An obvious mechanism for decentralized random number generation is for each entrant in the lottery to pick some number, and then have the smart contract combine each of these numbers to create a seed for a random number generator. The problem here is that the last participant to submit their number controls the outcome of the drawing — they can submit any number they want and thus create any outcome that they want. All they have to do is wait until everyone else submits their numbers, and then choose a secret number of their own that produces the desired result.
To avoid this kind of cheating, RANDAO (Ethereum’s current random number generation protocol) breaks the process into two steps. First, participants publish the hash of whatever secret number they plan to submit. Then, once every participant has had an opportunity to publish a hash, the contract asks for the secret numbers. As the secret numbers are submitted the network verifies that they match the hashes provided earlier. This prevents participants from changing their minds about which number to submit, removing the final participant’s ability to rig the outcome.
However, despite this precaution one crucial weakness remains — although the final participant can’t fix the outcome, he can alter it by refusing to submit his secret number. Since the smart contract is public, we have to assume that he’ll be able to calculate the outcome and make whatever decision best suits his interests. Essentially, if he won’t win by submitting his number, he won’t submit. Since hash functions are one-way, the smart contract has no way of knowing what his secret number is and it must either 1) proceed without his contribution, 2) try again (collect a new round of hash/secret number pairs) or 3) terminate, refunding the cost of lottery tickets to each entrant.
None of these options are desirable. If we proceed without the dishonest participant’s secret number, then a malicious participant has altered the outcome of the lottery, essentially doubling his chance to win. If we try again, we haven’t addressed the weakness of the first solution — a single bad actor has still altered the outcome — and we’ve added the increased time and computation costs of a second attempt at random number generation. In addition, there’s nothing to prevent our bad actor from causing our subsequent attempts to fail in exactly the same way. Finally, if we terminate the lottery because of a single malicious participant, we open ourselves up to denial of service attacks.

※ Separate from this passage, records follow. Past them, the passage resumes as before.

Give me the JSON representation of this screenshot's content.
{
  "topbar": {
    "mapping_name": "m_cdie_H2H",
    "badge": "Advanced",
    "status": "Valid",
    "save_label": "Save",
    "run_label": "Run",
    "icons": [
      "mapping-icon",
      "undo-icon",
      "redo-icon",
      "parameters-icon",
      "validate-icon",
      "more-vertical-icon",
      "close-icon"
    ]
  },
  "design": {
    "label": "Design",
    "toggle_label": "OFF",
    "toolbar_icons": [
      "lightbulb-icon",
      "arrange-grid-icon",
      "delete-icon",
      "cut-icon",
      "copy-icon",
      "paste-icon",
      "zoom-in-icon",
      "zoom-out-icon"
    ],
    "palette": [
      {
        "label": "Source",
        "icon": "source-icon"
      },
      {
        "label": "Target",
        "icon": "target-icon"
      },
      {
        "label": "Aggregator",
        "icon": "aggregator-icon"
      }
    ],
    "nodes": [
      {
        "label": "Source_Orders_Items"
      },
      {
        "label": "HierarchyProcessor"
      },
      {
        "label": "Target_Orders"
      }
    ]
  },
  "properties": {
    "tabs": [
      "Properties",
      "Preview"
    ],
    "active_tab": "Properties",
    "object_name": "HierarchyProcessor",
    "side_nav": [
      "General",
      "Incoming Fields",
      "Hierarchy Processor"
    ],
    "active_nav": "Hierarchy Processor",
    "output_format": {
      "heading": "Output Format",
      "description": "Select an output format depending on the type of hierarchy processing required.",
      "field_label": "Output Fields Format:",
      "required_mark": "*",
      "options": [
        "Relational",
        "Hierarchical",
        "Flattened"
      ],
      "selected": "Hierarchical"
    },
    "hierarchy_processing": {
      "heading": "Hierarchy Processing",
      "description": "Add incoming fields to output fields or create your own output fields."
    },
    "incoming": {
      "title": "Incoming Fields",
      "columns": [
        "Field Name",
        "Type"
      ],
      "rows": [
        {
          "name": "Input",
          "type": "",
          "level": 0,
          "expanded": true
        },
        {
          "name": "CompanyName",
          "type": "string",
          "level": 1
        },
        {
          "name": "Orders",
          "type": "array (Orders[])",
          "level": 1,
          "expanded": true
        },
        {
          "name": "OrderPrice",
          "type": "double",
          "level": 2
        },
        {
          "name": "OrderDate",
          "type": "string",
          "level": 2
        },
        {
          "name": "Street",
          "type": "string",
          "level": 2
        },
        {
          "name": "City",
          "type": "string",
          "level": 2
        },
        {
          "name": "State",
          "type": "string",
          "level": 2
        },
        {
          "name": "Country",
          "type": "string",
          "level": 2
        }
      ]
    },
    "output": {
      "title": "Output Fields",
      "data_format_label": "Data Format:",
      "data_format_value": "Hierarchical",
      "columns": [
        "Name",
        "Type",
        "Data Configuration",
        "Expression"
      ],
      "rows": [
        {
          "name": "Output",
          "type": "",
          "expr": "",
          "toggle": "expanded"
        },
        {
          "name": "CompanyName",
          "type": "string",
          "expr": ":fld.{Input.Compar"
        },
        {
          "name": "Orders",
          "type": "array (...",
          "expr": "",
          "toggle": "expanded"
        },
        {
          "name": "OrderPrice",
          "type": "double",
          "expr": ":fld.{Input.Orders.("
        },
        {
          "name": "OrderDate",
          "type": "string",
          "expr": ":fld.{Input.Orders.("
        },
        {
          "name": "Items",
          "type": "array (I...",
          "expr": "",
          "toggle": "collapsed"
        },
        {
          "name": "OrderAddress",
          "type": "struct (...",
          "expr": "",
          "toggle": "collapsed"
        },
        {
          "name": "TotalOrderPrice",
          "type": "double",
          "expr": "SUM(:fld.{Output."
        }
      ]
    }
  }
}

Current solutions attempts to mitigate these problems by requiring participants to put in a security deposit before they submit the hash of their secret number. If participants fail to follow through by submitting their secret number at the appropriate time, the dishonest participants will have their security deposits confiscated and split among the honest participants. This approach goes a long way toward eliminating the danger of dishonesty, but it isn’t foolproof. Continuing the example from earlier — let’s say that our participant has bought a lottery ticket for $1000. RANDAO would require him to put in a relatively large security deposit- say, an extra $2000 — to participate in the random number generation. This way, if he attempts to influence the result of the lottery by failing to submit his secret number (which, as we said earlier, effectively doubles his odds of winning), his expected reward (the value of a second $1000 ticket) is outweighed by the cost of his lost security deposit ($2000).
Unfortunately, this system of incentives has one serious limitation — it’s vulnerable to Sybil attacks. To see why this is, let’s imagine a fairly powerful malicious actor. Instead of buying one ticket, he buys 100 tickets under different identities. With ninety-nine of those tickets, he acts honestly, submitting his secret numbers at the appropriate time. Now, if he knows that submitting his last secret number will make him lose the drawing, he can fail to submit and give himself an extra 100 chances to win — one for each ticket he holds. Even though he loses $2000 from his confiscated security deposit, he comes out $98,000 in the black.
With current techniques, the only way to combat this vulnerability is to increase the size of the security deposit. However, if the incentives for dishonesty are extreme enough, the deposits eventually get so large that individual actors can no longer afford to participate, and the protocol breaks down.
It should be noted that Vitalik Buterin has proposed an improved scheme called “RANDAO++” which attempts to combat this vulnerability. Rather than security deposits, this new proposal relies on limiting the timeframe for submission and computing so many sequential hashes of each secret number (say, 1,000,000,000) that no participant can possibly know the result of tampering with the generation process until after his window for action has closed. This innovation does theoretically solve the problem of tampering, but it is extraordinarily computationally expensive. Most participants will lack the hardware to themselves verify the result of the lottery within a reasonable time frame, but the gas cost of using the Ethereum Virtual Machine to verify the result would be exorbitant. This will result in centralization of trust in those interested parties who also happen to have access to massive computing power.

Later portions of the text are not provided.